吃了這麽點東西, 差不多不餓了,也沒什麽胃口了。
誰要和傅修時坐在一起吃東西。
搞得他們好像很親密一樣。
果然從一開始就應該拒絕。
江嶼低頭擺弄着相機, 正準備重新找個沒人的角落,傅修時卻跟了上來。
“你什麽時候走。”像沒聽見剛剛那些話, 傅修時問。
江嶼擡了擡眼皮,“和你有什麽關系?”
傅修時垂着眼, “我沒開車。”
聽出他的言外之意, 江嶼有些意外, “你不會想蹭我的車吧?傅修時, 你臉皮比以前厚了多少?怎麽會以為我會給你蹭車?”
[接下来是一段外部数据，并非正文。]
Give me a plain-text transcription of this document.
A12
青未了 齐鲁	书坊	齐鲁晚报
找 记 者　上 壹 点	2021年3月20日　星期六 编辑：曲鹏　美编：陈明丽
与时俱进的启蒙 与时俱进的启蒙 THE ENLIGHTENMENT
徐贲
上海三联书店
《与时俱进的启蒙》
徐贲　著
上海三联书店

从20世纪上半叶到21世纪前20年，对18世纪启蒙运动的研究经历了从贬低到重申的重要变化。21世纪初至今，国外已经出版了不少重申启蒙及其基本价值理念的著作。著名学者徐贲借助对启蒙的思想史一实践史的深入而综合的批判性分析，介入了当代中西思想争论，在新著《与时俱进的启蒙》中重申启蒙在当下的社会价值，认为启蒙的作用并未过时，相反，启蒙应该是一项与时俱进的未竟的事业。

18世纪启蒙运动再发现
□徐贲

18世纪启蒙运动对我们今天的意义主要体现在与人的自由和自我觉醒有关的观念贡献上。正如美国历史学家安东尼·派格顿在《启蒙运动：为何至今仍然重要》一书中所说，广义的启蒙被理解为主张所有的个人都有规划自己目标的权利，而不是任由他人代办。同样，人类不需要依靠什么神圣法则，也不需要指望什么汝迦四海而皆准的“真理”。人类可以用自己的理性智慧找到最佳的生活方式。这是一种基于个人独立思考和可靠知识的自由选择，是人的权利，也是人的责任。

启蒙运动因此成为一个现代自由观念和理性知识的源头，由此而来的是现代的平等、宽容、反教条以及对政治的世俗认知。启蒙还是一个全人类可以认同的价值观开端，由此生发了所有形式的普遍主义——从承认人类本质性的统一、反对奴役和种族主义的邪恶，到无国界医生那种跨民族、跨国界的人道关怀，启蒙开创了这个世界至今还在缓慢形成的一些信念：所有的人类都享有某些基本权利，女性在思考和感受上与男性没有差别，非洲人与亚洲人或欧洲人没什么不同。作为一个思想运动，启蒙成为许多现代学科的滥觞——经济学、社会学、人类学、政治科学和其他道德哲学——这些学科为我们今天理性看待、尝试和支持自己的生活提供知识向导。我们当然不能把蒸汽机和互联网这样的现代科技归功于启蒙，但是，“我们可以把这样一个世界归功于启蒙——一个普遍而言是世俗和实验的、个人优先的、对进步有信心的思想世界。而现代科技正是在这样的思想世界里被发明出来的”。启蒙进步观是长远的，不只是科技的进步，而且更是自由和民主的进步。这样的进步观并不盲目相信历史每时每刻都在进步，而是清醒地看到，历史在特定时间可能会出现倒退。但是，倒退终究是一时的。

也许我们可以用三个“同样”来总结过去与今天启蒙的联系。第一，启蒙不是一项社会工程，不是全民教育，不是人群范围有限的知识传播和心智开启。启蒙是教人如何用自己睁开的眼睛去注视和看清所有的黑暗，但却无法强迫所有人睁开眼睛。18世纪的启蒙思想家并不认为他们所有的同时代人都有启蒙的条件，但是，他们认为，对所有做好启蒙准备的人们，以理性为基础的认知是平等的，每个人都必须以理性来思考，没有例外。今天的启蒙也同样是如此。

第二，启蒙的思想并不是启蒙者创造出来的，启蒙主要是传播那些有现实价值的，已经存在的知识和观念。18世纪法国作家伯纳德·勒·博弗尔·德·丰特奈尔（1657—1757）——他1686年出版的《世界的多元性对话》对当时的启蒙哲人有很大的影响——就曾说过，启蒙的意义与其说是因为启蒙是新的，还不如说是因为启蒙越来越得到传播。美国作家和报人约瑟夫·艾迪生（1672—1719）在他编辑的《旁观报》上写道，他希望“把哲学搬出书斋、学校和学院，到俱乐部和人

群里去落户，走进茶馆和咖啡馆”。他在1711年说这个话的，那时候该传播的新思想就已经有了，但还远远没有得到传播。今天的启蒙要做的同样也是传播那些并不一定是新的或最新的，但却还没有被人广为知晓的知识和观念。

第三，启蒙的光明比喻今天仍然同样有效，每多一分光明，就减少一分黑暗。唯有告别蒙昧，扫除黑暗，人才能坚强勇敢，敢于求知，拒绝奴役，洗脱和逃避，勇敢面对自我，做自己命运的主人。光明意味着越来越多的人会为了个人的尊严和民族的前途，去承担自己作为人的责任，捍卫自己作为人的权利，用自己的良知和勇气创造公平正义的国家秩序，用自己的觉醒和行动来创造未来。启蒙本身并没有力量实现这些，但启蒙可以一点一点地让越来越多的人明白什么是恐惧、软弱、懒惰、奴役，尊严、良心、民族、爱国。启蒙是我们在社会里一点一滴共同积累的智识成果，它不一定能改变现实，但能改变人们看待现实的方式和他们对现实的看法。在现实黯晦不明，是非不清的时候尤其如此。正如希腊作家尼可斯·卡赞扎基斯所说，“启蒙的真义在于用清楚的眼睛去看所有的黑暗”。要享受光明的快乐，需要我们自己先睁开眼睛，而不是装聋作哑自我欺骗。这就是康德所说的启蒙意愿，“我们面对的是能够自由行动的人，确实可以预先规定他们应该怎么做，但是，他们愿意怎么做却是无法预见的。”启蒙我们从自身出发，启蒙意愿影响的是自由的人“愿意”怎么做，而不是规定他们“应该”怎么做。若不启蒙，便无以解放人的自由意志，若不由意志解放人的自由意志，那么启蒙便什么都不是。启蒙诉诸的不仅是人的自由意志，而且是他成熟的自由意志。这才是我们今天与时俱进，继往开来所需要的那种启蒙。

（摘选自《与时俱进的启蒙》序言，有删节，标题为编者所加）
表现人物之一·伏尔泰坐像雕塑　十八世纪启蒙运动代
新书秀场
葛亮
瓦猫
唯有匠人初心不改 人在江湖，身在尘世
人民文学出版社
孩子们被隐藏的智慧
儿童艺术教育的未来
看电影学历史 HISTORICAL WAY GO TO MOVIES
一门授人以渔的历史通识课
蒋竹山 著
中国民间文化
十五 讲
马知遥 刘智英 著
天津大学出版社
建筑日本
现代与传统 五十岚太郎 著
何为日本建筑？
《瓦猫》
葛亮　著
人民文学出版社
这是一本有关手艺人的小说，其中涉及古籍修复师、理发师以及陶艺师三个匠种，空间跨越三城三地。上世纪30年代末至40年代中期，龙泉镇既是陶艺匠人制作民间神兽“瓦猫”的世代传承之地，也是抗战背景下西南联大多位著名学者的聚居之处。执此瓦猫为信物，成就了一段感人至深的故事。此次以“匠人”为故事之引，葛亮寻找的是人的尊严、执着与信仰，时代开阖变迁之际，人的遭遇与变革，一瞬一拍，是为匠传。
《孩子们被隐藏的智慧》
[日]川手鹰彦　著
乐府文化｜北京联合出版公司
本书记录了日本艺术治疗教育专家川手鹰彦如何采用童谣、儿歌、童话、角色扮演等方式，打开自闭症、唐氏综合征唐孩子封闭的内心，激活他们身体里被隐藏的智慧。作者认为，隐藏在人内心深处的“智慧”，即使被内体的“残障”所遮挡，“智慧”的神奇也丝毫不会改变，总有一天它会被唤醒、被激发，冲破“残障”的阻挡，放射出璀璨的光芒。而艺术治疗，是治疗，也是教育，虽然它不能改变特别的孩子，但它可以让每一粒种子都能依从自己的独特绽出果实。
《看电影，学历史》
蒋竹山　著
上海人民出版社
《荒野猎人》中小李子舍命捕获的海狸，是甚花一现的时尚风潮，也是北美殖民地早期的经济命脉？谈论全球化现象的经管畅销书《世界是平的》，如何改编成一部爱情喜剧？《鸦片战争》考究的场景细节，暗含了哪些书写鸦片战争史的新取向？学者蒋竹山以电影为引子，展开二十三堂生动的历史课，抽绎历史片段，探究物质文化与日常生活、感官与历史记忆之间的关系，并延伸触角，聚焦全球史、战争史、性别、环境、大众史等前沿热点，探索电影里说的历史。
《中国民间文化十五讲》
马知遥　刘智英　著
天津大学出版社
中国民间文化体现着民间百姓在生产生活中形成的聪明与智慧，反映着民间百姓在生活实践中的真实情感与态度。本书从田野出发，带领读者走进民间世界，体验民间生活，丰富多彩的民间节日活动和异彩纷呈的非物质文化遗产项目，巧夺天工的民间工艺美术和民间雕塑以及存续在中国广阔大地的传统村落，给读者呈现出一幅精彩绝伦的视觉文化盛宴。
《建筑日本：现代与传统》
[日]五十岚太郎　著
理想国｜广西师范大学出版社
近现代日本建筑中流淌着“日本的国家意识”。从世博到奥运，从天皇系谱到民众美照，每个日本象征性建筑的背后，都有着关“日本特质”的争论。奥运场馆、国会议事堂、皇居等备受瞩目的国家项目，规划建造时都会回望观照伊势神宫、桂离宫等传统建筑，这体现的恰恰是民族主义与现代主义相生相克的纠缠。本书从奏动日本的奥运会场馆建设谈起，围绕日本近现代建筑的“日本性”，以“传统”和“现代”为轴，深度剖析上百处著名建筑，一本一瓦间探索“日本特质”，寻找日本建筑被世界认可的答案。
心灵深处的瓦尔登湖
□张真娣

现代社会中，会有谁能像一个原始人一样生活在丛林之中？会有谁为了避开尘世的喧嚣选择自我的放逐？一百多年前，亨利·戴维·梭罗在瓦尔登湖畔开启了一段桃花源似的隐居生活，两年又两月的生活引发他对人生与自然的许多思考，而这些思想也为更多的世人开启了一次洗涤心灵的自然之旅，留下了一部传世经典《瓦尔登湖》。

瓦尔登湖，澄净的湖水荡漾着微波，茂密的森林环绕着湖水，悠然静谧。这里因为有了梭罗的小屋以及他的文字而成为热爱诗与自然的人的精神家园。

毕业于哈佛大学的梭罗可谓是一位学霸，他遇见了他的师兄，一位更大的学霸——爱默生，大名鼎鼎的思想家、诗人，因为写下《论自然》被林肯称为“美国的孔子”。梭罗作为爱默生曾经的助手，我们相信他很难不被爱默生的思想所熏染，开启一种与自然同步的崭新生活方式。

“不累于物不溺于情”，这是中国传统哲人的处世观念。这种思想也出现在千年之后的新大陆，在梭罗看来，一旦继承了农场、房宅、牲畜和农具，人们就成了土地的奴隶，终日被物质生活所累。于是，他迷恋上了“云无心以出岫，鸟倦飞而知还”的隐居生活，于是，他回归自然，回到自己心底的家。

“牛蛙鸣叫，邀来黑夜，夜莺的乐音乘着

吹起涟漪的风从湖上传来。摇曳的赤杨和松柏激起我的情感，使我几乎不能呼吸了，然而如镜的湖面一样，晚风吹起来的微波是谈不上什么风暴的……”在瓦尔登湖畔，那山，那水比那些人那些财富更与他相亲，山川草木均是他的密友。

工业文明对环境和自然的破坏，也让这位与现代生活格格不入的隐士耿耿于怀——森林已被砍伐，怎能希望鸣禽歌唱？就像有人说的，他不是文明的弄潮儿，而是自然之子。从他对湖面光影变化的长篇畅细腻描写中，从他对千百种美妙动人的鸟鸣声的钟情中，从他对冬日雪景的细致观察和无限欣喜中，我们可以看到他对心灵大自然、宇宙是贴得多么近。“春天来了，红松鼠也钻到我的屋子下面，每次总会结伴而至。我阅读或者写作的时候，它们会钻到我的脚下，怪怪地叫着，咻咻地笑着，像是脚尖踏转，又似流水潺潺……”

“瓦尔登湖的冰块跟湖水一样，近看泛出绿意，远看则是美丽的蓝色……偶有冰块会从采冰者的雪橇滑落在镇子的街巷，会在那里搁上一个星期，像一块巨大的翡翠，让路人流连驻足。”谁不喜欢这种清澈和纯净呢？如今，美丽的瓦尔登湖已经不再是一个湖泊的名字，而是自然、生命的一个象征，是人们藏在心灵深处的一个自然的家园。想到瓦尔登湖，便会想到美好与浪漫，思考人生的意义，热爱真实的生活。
傅修時靜靜聽着, 江嶼本來以為他會覺得難堪, 傅修時以前多高傲一人,但現在聽見這種話, 傅修時臉上浮現的居然是淡淡的笑意, 看起來好像被他這麽陰陽怪氣地拒絕是件什麽開心的事情。
江嶼像被燙到一樣偏過頭沒再看傅修時,再次直截了當地拒絕:“不可能。”
早就預料到這種結果, 傅修時并不意外地說了句好,在江嶼說出下一句那你可以離我遠點之前,搶先道:“上次我幫你送宋勝去了醫院,你欠我一個人情。”
他們已經到了這種需要還人情的關系,莫名其妙,江嶼腦袋裏冒出這句話,又立馬把這種念頭壓了下去,不是很正常嗎。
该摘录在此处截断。